How Are DeepSeek's Models Performing Against Global Competitors?

Performance benchmarks reveal that DeepSeek's efficiency gains have not come at the expense of capability. DeepSeek-R1 outperformed OpenAI's o1-1217 model on two out of five coding benchmark tests, achieving 65.9 percent on LiveCodeBench compared to OpenAI's 63.4 percent, and 49.2 percent on SWE Verified versus 48.9 percent . The model ranks in the top 10 globally across mathematics, coding, and reasoning benchmarks .

DeepSeek's specialized models also demonstrate competitive strength. DeepSeek-Coder-V2, the company's dedicated coding model, achieved a HumanEval score of 85.6 percent, positioning it as the top open-source code model available . DeepSeek-VL, a vision and language model, scored 87.2 percent on VQAv2, a visual question-answering benchmark, with optical character recognition accuracy of 92.1 percent .

Who Is Using DeepSeek, and How?

The user base reveals patterns typical of early-stage technology adoption. The platform skews male, with 66.12 percent male users and 33.88 percent female users . The 18 to 24 age bracket represents the largest cohort at 40 percent of all users, followed by the 25 to 34 age group at 33.51 percent, indicating strong adoption among younger professionals and students . Users aged 35 to 44 make up 23.65 percent, while older demographics show declining but meaningful engagement .

Usage patterns indicate deep engagement. The average user opens DeepSeek 8 to 9 times per month, with an average session duration of six minutes . Mobile usage accounts for nearly 80 percent of all activity, reflecting the platform's accessibility through smartphones . Monthly user retention exceeds 40 percent, a strong indicator of sustained value delivery .

What Does DeepSeek's Timeline Reveal About Its Strategy?

DeepSeek's evolution from research division to consumer platform unfolded deliberately.

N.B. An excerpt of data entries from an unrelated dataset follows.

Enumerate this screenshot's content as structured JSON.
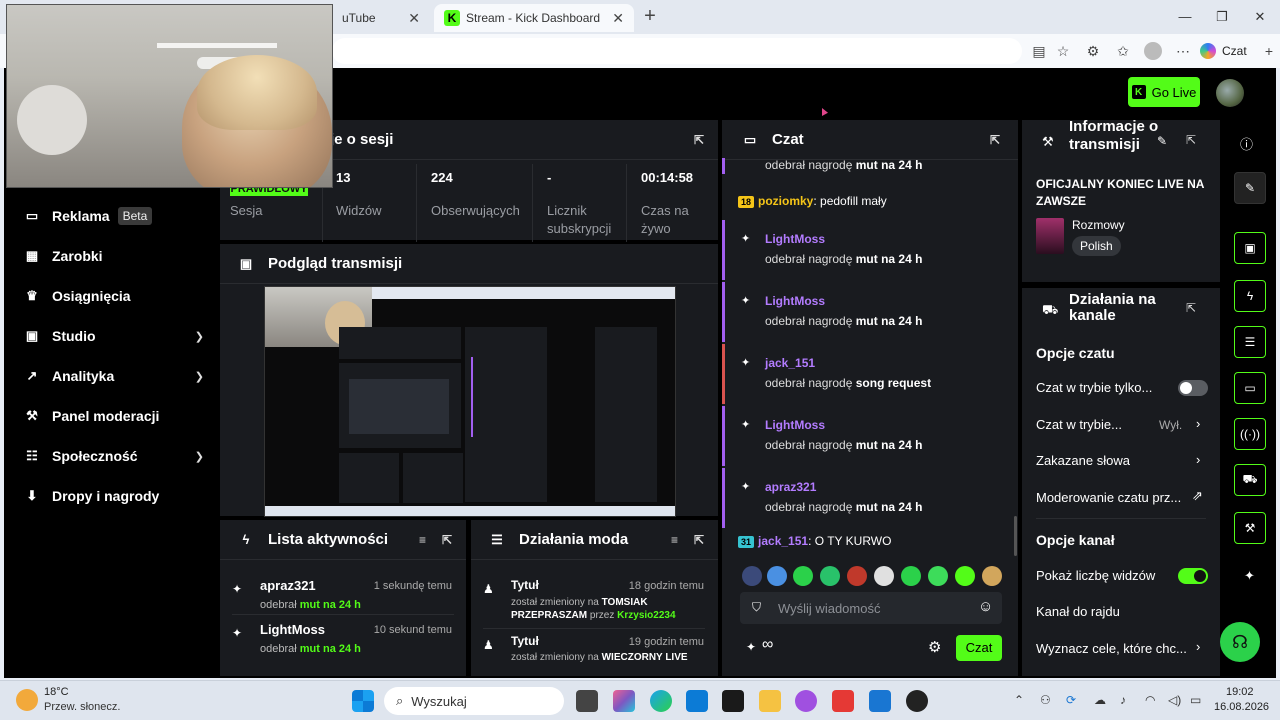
{
  "browser": {
    "tabs": [
      {
        "label": "uTube"
      },
      {
        "label": "Stream - Kick Dashboard",
        "active": true
      }
    ],
    "copilot_label": "Czat"
  },
  "header": {
    "go_live_label": "Go Live"
  },
  "sidebar": {
    "items": [
      {
        "label": "Reklama",
        "badge": "Beta"
      },
      {
        "label": "Zarobki"
      },
      {
        "label": "Osiągnięcia"
      },
      {
        "label": "Studio",
        "expandable": true
      },
      {
        "label": "Analityka",
        "expandable": true
      },
      {
        "label": "Panel moderacji"
      },
      {
        "label": "Społeczność",
        "expandable": true
      },
      {
        "label": "Dropy i nagrody"
      }
    ]
  },
  "session": {
    "title_fragment": "je o sesji",
    "status_badge": "PRAWIDŁOWY",
    "status_label": "Sesja",
    "stats": [
      {
        "value": "13",
        "label": "Widzów"
      },
      {
        "value": "224",
        "label": "Obserwujących"
      },
      {
        "value": "-",
        "label": "Licznik subskrypcji"
      },
      {
        "value": "00:14:58",
        "label": "Czas na żywo"
      }
    ]
  },
  "preview": {
    "title": "Podgląd transmisji"
  },
  "activity": {
    "title": "Lista aktywności",
    "items": [
      {
        "name": "apraz321",
        "time": "1 sekundę temu",
        "prefix": "odebrał",
        "reward": "mut na 24 h"
      },
      {
        "name": "LightMoss",
        "time": "10 sekund temu",
        "prefix": "odebrał",
        "reward": "mut na 24 h"
      }
    ]
  },
  "modactions": {
    "title": "Działania moda",
    "items": [
      {
        "name": "Tytuł",
        "time": "18 godzin temu",
        "text1": "został zmieniony na",
        "value": "TOMSIAK PRZEPRASZAM",
        "by": "przez",
        "mod": "Krzysio2234"
      },
      {
        "name": "Tytuł",
        "time": "19 godzin temu",
        "text1": "został zmieniony na",
        "value": "WIECZORNY LIVE"
      }
    ]
  },
  "chat": {
    "title": "Czat",
    "top_fragment": "odebrał nagrodę",
    "top_reward": "mut na 24 h",
    "messages": [
      {
        "badge": "18",
        "user": "poziomky",
        "text": ": pedofill mały"
      },
      {
        "user": "LightMoss",
        "prefix": "odebrał nagrodę",
        "reward": "mut na 24 h"
      },
      {
        "user": "LightMoss",
        "prefix": "odebrał nagrodę",
        "reward": "mut na 24 h"
      },
      {
        "user": "jack_151",
        "prefix": "odebrał nagrodę",
        "reward": "song request"
      },
      {
        "user": "LightMoss",
        "prefix": "odebrał nagrodę",
        "reward": "mut na 24 h"
      },
      {
        "user": "apraz321",
        "prefix": "odebrał nagrodę",
        "reward": "mut na 24 h"
      },
      {
        "badge": "31",
        "user": "jack_151",
        "text": ": O TY KURWO"
      }
    ],
    "input_placeholder": "Wyślij wiadomość",
    "send_label": "Czat",
    "infinity": "∞"
  },
  "info": {
    "title": "Informacje o transmisji",
    "stream_title": "OFICJALNY KONIEC LIVE NA ZAWSZE",
    "category": "Rozmowy",
    "language": "Polish"
  },
  "channel": {
    "title": "Działania na kanale",
    "chat_section": "Opcje czatu",
    "rows": [
      {
        "label": "Czat w trybie tylko...",
        "control": "toggle-off"
      },
      {
        "label": "Czat w trybie...",
        "value": "Wył.",
        "control": "chevron"
      },
      {
        "label": "Zakazane słowa",
        "control": "chevron"
      },
      {
        "label": "Moderowanie czatu prz...",
        "control": "external"
      }
    ],
    "channel_section": "Opcje kanał",
    "rows2": [
      {
        "label": "Pokaż liczbę widzów",
        "control": "toggle-on"
      },
      {
        "label": "Kanał do rajdu"
      },
      {
        "label": "Wyznacz cele, które chc...",
        "control": "chevron"
      }
    ]
  },
  "taskbar": {
    "weather_temp": "18°C",
    "weather_desc": "Przew. słonecz.",
    "search_placeholder": "Wyszukaj",
    "time": "19:02",
    "date": "16.08.2026"
  },
  "colors": {
    "accent": "#53fc18",
    "panel": "#191b1f",
    "purple": "#b37cff"
  }
}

The company was founded in May 2023 as the research division of High-Flyer, originally operating under the name Fire-Flyer . In November 2023, DeepSeek announced its Coder model, signaling entry into the open-source coding language model space . Early 2024 brought the launch of DeepSeek LLM with 67 billion parameters, explicitly positioned as a low-cost alternative to challenge larger Chinese AI firms .

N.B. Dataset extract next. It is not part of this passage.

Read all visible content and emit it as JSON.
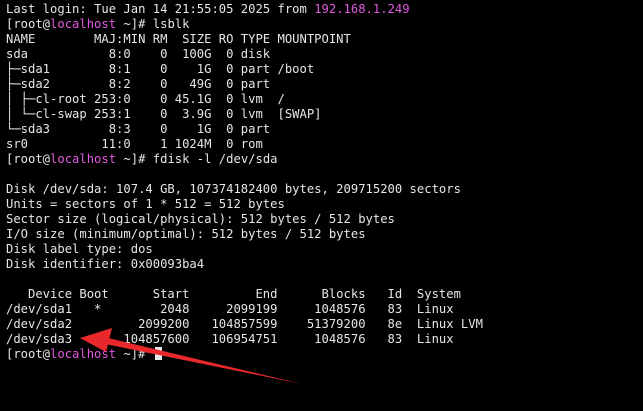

May 2024 saw the release of DeepSeek-V2, which gained recognition for balancing quality with low training costs . Late 2024 introduced DeepSeek-Coder-V2 with 236 billion parameters and a context window of 128,000 tokens, enabling the model to process roughly 100,000 words at once . The January 2025 launch of both DeepSeek-V3 and DeepSeek-R1 marked the inflection point that transformed the company from a regional player into a global phenomenon .

DeepSeek's trajectory challenges the assumption that AI leadership requires the largest capital pools. By prioritizing efficiency, embracing open-source distribution, and targeting underserved markets, the company has demonstrated that alternative paths to frontier AI capability exist. As the platform continues scaling, its impact on the competitive dynamics of the global AI industry will likely intensify.